The couple and their first born son came to Canada in 2012 after fleeing Sri Lanka. Fernando told Canadian immigration officials that his uncle had criminal ties and he feared for his family's safety.
"We were seeking a safe place for my kids and family," Fernando told CTV News.
According to documents filed in Federal Court, the uncle was a "political fixer", "contract killer" and a "loan shark" who had ties to influential politicians.
The uncle, who raised Fernando, has since been murdered.
Fernando retained status as a worker in Canada until 2016. An application for permanent residency under humanitarian and compassionate grounds was refused in May 2016. Ottawa said there wasn’t enough evidence of a safety risk in Sri Lanka.
The claim was further rejected in 2018.
That decision was appealed at the Immigration and Refugee Board of Canada's refugee appeals division and litigated at the Federal Court and the decision was maintained, according to a statement from an Immigration Refugees and Citizenship Canada (IRCC) spokesperson.

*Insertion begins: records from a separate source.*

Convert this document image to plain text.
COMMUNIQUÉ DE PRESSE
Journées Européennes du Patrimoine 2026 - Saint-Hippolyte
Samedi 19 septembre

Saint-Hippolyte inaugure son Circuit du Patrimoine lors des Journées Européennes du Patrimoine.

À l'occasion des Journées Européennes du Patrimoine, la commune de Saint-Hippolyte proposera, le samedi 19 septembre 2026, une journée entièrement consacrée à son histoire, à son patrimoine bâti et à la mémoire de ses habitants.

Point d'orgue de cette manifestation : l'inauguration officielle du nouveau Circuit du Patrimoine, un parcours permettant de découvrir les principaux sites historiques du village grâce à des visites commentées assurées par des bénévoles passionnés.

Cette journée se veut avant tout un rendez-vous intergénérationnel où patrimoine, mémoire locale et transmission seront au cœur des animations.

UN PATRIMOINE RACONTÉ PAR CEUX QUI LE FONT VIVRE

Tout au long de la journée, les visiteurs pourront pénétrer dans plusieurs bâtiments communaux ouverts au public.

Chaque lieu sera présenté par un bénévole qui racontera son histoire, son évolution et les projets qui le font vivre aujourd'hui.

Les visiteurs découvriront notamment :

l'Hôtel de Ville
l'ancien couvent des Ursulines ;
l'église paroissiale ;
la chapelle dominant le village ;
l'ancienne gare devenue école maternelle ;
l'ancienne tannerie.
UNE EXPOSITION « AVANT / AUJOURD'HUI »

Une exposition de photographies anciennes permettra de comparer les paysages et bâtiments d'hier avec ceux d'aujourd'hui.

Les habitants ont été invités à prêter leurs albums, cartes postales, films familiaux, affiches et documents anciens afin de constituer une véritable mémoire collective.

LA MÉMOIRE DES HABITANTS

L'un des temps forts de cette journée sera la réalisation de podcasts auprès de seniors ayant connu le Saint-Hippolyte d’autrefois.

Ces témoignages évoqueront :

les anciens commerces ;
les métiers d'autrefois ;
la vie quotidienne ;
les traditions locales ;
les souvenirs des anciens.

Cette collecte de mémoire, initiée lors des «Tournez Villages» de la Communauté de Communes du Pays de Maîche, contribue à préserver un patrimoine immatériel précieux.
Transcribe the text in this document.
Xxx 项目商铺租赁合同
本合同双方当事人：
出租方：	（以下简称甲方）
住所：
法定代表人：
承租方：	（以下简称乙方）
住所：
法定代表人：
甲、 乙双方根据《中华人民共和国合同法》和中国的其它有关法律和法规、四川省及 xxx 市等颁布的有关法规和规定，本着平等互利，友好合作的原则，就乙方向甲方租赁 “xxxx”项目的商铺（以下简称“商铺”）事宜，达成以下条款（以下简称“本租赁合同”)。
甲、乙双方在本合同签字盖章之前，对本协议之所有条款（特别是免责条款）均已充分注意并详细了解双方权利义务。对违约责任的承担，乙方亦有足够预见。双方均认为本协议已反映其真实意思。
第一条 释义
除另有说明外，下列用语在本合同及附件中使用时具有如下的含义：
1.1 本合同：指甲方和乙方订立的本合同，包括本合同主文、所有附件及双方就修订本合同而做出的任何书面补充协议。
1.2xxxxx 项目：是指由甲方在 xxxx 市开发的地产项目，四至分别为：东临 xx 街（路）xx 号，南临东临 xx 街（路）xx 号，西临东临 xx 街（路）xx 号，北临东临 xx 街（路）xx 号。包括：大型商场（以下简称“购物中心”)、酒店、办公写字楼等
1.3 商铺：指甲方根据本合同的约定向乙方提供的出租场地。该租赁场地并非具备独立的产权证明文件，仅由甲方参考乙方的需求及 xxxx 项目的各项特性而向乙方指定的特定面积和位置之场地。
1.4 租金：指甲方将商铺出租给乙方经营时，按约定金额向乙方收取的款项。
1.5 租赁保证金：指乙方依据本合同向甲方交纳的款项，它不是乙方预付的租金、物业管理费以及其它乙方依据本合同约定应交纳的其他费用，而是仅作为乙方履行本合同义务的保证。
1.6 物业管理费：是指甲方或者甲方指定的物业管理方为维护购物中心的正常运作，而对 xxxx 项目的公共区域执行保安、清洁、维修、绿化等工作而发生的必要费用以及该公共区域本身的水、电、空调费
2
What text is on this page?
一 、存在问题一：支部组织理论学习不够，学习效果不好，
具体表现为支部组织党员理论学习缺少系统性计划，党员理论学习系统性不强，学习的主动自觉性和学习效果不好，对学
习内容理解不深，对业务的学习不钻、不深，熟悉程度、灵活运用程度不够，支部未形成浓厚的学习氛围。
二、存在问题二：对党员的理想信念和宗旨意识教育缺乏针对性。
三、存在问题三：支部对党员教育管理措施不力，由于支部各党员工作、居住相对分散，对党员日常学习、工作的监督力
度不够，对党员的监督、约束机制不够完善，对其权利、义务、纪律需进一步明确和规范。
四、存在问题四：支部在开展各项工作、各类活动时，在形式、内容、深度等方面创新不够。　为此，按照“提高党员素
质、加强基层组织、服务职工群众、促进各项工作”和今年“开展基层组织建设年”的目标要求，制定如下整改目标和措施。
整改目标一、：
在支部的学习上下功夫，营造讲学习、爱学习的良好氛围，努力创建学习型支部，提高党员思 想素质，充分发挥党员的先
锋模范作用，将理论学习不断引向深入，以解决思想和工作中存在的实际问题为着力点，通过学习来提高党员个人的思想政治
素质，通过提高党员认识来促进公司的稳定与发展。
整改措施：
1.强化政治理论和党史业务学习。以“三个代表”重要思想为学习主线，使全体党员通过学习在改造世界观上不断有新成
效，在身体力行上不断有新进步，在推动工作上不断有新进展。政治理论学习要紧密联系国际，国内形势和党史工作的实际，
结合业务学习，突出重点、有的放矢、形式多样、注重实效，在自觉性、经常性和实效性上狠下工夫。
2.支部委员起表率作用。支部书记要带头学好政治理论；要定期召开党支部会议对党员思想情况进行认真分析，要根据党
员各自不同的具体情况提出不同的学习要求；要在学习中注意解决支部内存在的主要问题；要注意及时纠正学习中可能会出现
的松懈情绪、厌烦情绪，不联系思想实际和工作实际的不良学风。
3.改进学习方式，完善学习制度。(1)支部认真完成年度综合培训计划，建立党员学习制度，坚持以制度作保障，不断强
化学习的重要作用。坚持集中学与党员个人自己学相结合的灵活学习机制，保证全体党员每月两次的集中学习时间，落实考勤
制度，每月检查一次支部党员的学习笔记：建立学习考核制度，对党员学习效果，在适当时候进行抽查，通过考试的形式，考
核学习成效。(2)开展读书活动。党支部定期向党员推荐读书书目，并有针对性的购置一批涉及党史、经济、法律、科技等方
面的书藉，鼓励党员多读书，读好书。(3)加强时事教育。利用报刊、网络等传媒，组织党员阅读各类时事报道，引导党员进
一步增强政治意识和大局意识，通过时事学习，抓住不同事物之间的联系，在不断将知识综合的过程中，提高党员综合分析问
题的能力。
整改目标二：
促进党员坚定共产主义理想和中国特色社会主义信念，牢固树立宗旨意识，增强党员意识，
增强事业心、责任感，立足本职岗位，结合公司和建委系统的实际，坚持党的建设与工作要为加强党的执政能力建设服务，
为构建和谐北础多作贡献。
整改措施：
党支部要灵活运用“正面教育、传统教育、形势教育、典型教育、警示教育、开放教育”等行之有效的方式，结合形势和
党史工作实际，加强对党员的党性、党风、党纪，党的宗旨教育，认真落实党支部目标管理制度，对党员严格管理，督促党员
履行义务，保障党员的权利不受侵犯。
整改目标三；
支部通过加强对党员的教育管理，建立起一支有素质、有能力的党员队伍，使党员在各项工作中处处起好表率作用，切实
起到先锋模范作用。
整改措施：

The Federal Court said there wasn’t enough evidence of a risk to Fernando’s family even though they claimed two previous attacks on them.
The family has submitted a second application under humanitarian and compassionate grounds five months ago which is currently still in queue and does not prevent a removal order from being enforced.
"If applicants have to leave the country, their application for permanent residence will continue to be processed," indicated the IRCC statement.
Still, there are concerns for the family’s safety if Fernando is sent back to Sri Lanka.
"There are serious threats to their lives," said Perera.